New Scholar Program: Biblio-Internationalism
with Mindi Zhang
Wang Chongmin reading Dunhuang manuscripts at the National Library of France in 1936
Biblio-Internationalism: Chinese Rare Books and Transpacific Alliance between the National Library of Beiping and the Library of Congress, 1926-1945
In the two decades before and during WWII, Yuan Tongli, director of the National Library of Beiping (NLB), forged a partnership between his fledgling institution and the Library of Congress (LC), in which Yuan helped obtain valuable editions for LC and arranged for Chinese scholars to offer cataloging service. My paper probes into Yuan’s seemingly unfathomable transfer of rare Chinese books to the U.S. I argue that Yuan’s actions were motivated by a cultural internationalism involving both ideal and practical considerations. On the one hand, he and American Sinologists shared a belief in the importance of the mutual understanding of culture and history between peoples for the prosperity and peace of an increasingly interconnected world. On the other hand, Yuan aimed to curry favor with American partners in return for resources that his library—and the Chinese research community at large—desperately needed, at a time when socio-political upheavals in China severely disrupted the work of Chinese scholars and scientists. Rare books became at once a fountain for a beautiful vision of the future between the two republics and an asset in exchange for material support vital to Chinese academic nation building. I further unpack the actual transfer of the books, highlighting three critical factors: a socio-institutional network that connected old-fashioned bibliophiles in North China to Sinologists in Washington D.C.; knowledge of bibliography that allowed for identifying, studying, and cataloging books; and the latest photographic technologies that facilitated long-distance exchange of important texts. Drawing on archival records and published primary sources, this paper reconstructs the human agency and material processes behind the transpacific movement of Chinese rare books.
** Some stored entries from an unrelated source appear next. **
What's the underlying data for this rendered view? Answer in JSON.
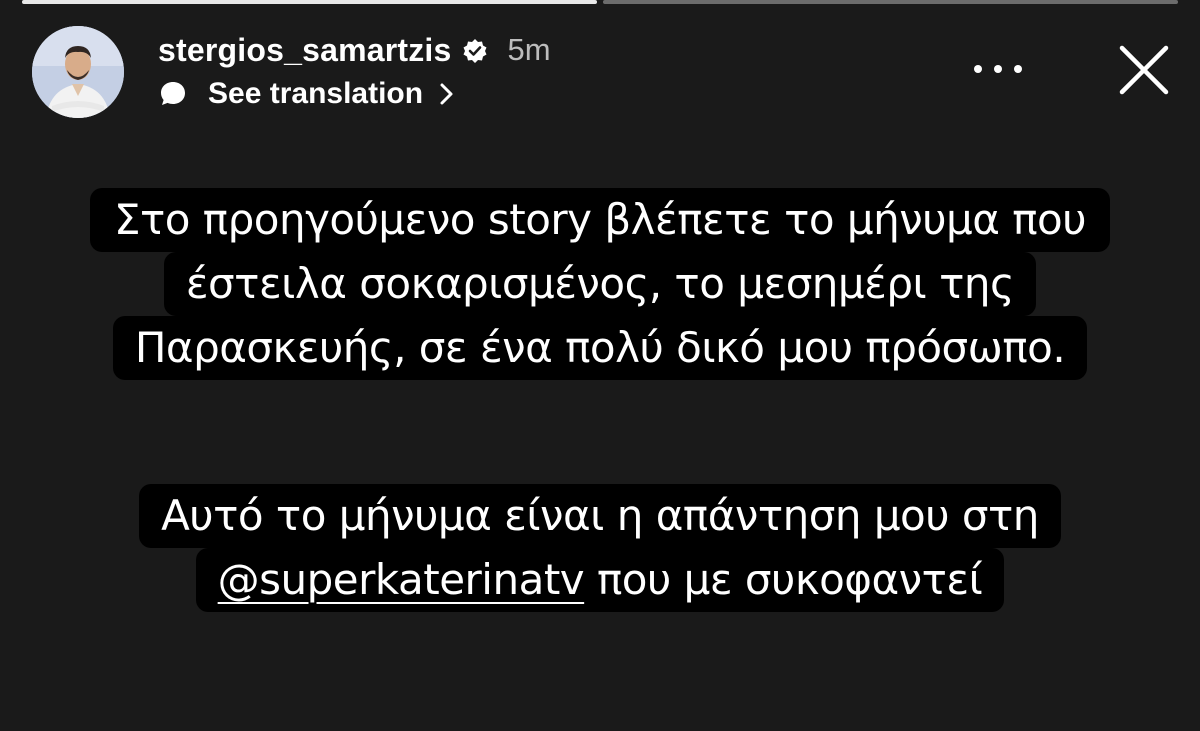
{
  "progress": {
    "segments": [
      {
        "state": "viewed",
        "fill": 1.0
      },
      {
        "state": "current",
        "fill": 0.0
      }
    ]
  },
  "header": {
    "username": "stergios_samartzis",
    "verified": true,
    "time_ago": "5m",
    "translation_label": "See translation",
    "icons": {
      "verified": "verified-badge-icon",
      "translate": "speech-bubble-icon",
      "chevron": "chevron-right-icon",
      "more": "more-horizontal-icon",
      "close": "close-icon"
    }
  },
  "story_text": {
    "block1": [
      "Στο προηγούμενο story βλέπετε το μήνυμα που",
      "έστειλα σοκαρισμένος, το μεσημέρι της",
      "Παρασκευής, σε ένα πολύ δικό μου πρόσωπο."
    ],
    "block2": {
      "line1": "Αυτό το μήνυμα είναι η απάντηση μου στη",
      "mention": "@superkaterinatv",
      "line2_rest": " που με συκοφαντεί"
    }
  },
  "colors": {
    "background": "#1a1a1a",
    "text_box": "#000000",
    "text": "#ffffff",
    "secondary_text": "#bdbdbd"
  }
}
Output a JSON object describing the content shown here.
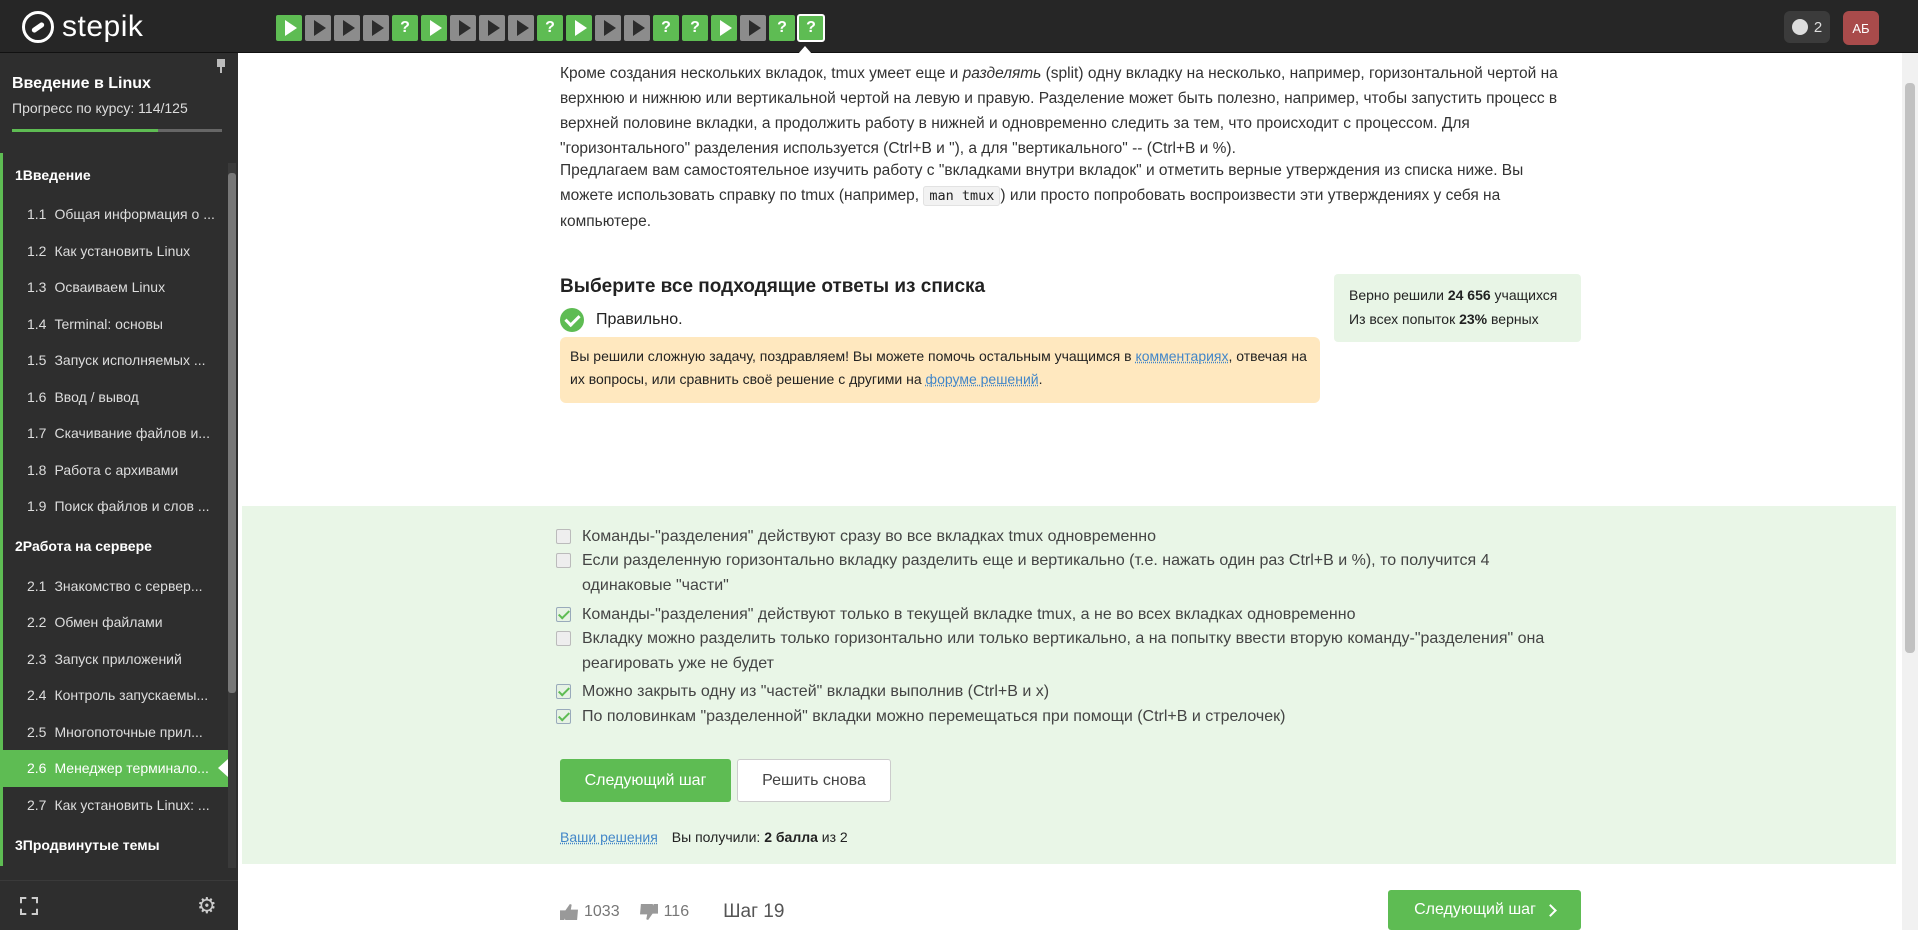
{
  "header": {
    "logo_text": "stepik",
    "notifications_count": "2",
    "avatar_initials": "АБ",
    "steps": [
      {
        "type": "theory",
        "done": true
      },
      {
        "type": "theory",
        "done": false
      },
      {
        "type": "theory",
        "done": false
      },
      {
        "type": "theory",
        "done": false
      },
      {
        "type": "quiz",
        "done": true,
        "glyph": "?"
      },
      {
        "type": "video",
        "done": true
      },
      {
        "type": "theory",
        "done": false
      },
      {
        "type": "theory",
        "done": false
      },
      {
        "type": "theory",
        "done": false
      },
      {
        "type": "quiz",
        "done": true,
        "glyph": "?"
      },
      {
        "type": "video",
        "done": true
      },
      {
        "type": "theory",
        "done": false
      },
      {
        "type": "theory",
        "done": false
      },
      {
        "type": "quiz",
        "done": true,
        "glyph": "?"
      },
      {
        "type": "quiz",
        "done": true,
        "glyph": "?"
      },
      {
        "type": "video",
        "done": true
      },
      {
        "type": "theory",
        "done": false
      },
      {
        "type": "quiz",
        "done": true,
        "glyph": "?"
      },
      {
        "type": "quiz",
        "done": true,
        "glyph": "?",
        "current": true
      }
    ]
  },
  "sidebar": {
    "course_title": "Введение в Linux",
    "progress_label": "Прогресс по курсу:",
    "progress_value": "114/125",
    "progress_fraction": 0.912,
    "toc": [
      {
        "kind": "section",
        "num": "1",
        "label": "Введение"
      },
      {
        "kind": "lesson",
        "num": "1.1",
        "label": "Общая информация о ..."
      },
      {
        "kind": "lesson",
        "num": "1.2",
        "label": "Как установить Linux"
      },
      {
        "kind": "lesson",
        "num": "1.3",
        "label": "Осваиваем Linux"
      },
      {
        "kind": "lesson",
        "num": "1.4",
        "label": "Terminal: основы"
      },
      {
        "kind": "lesson",
        "num": "1.5",
        "label": "Запуск исполняемых ..."
      },
      {
        "kind": "lesson",
        "num": "1.6",
        "label": "Ввод / вывод"
      },
      {
        "kind": "lesson",
        "num": "1.7",
        "label": "Скачивание файлов и..."
      },
      {
        "kind": "lesson",
        "num": "1.8",
        "label": "Работа с архивами"
      },
      {
        "kind": "lesson",
        "num": "1.9",
        "label": "Поиск файлов и слов ..."
      },
      {
        "kind": "section",
        "num": "2",
        "label": "Работа на сервере"
      },
      {
        "kind": "lesson",
        "num": "2.1",
        "label": "Знакомство с сервер..."
      },
      {
        "kind": "lesson",
        "num": "2.2",
        "label": "Обмен файлами"
      },
      {
        "kind": "lesson",
        "num": "2.3",
        "label": "Запуск приложений"
      },
      {
        "kind": "lesson",
        "num": "2.4",
        "label": "Контроль запускаемы..."
      },
      {
        "kind": "lesson",
        "num": "2.5",
        "label": "Многопоточные прил..."
      },
      {
        "kind": "lesson",
        "num": "2.6",
        "label": "Менеджер терминало...",
        "active": true
      },
      {
        "kind": "lesson",
        "num": "2.7",
        "label": "Как установить Linux: ..."
      },
      {
        "kind": "section",
        "num": "3",
        "label": "Продвинутые темы"
      }
    ]
  },
  "content": {
    "para1_a": "Кроме создания нескольких вкладок, tmux умеет еще и ",
    "para1_em": "разделять",
    "para1_b": " (split) одну вкладку на несколько, например, горизонтальной чертой на верхнюю и нижнюю или вертикальной чертой на левую и правую. Разделение может быть полезно, например, чтобы запустить процесс в верхней половине вкладки, а продолжить работу в нижней и одновременно следить за тем, что происходит с процессом. Для \"горизонтального\" разделения используется (Ctrl+B и \"), а для \"вертикального\" -- (Ctrl+B и %).",
    "para2_a": "Предлагаем вам самостоятельное изучить работу с \"вкладками внутри вкладок\" и отметить верные утверждения из списка ниже. Вы можете использовать справку по tmux (например, ",
    "para2_code": "man tmux",
    "para2_b": ") или просто попробовать воспроизвести эти утверждениях у себя на компьютере."
  },
  "quiz": {
    "title": "Выберите все подходящие ответы из списка",
    "status": "Правильно.",
    "congrats_a": "Вы решили сложную задачу, поздравляем! Вы можете помочь остальным учащимся в ",
    "congrats_link1": "комментариях",
    "congrats_b": ", отвечая на их вопросы, или сравнить своё решение с другими на ",
    "congrats_link2": "форуме решений",
    "congrats_c": ".",
    "stats_line1_a": "Верно решили ",
    "stats_line1_b": "24 656",
    "stats_line1_c": " учащихся",
    "stats_line2_a": "Из всех попыток ",
    "stats_line2_b": "23%",
    "stats_line2_c": " верных",
    "options": [
      {
        "text": "Команды-\"разделения\" действуют сразу во все вкладках tmux одновременно",
        "checked": false
      },
      {
        "text": "Если разделенную горизонтально вкладку разделить еще и вертикально (т.е. нажать один раз Ctrl+B и %), то получится 4 одинаковые \"части\"",
        "checked": false
      },
      {
        "text": "Команды-\"разделения\" действуют только в текущей вкладке tmux, а не во всех вкладках одновременно",
        "checked": true
      },
      {
        "text": "Вкладку можно разделить только горизонтально или только вертикально, а на попытку ввести вторую команду-\"разделения\" она реагировать уже не будет",
        "checked": false
      },
      {
        "text": "Можно закрыть одну из \"частей\" вкладки выполнив (Ctrl+B и x)",
        "checked": true
      },
      {
        "text": "По половинкам \"разделенной\" вкладки можно перемещаться при помощи (Ctrl+B и стрелочек)",
        "checked": true
      }
    ],
    "next_button": "Следующий шаг",
    "retry_button": "Решить снова",
    "solutions_link": "Ваши решения",
    "score_a": "Вы получили: ",
    "score_b": "2 балла",
    "score_c": " из 2"
  },
  "footer": {
    "likes": "1033",
    "dislikes": "116",
    "step_label": "Шаг 19",
    "next_button": "Следующий шаг"
  },
  "colors": {
    "accent": "#5ebc53",
    "topbar": "#262626",
    "sidebar": "#2e2e2e",
    "answer_bg": "#e9f6e7",
    "congrats_bg": "#ffe8bf",
    "link": "#4286c8"
  }
}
Mindi Zhang is a PhD candidate in modern Chinese history at UCLA. He is broadly interested in the history of books, history of libraries, and history of science and technology. Zhang’s dissertation examines the institutionalization of Chinese research libraries in the first half of the twentieth century against a backdrop of Sino-US exchange. It examines how these institutions blended early modern Chinese bibliographical tradition with twentieth-century library methods and technologies. Part of the dissertation traces the growth of Sinological collections in the U.S. in which Chinese librarians and bibliographers played a vital role. Zhang is a Junior Fellow in the Andrew W. Mellon Society of Fellows in Critical Bibliography at Rare Book School.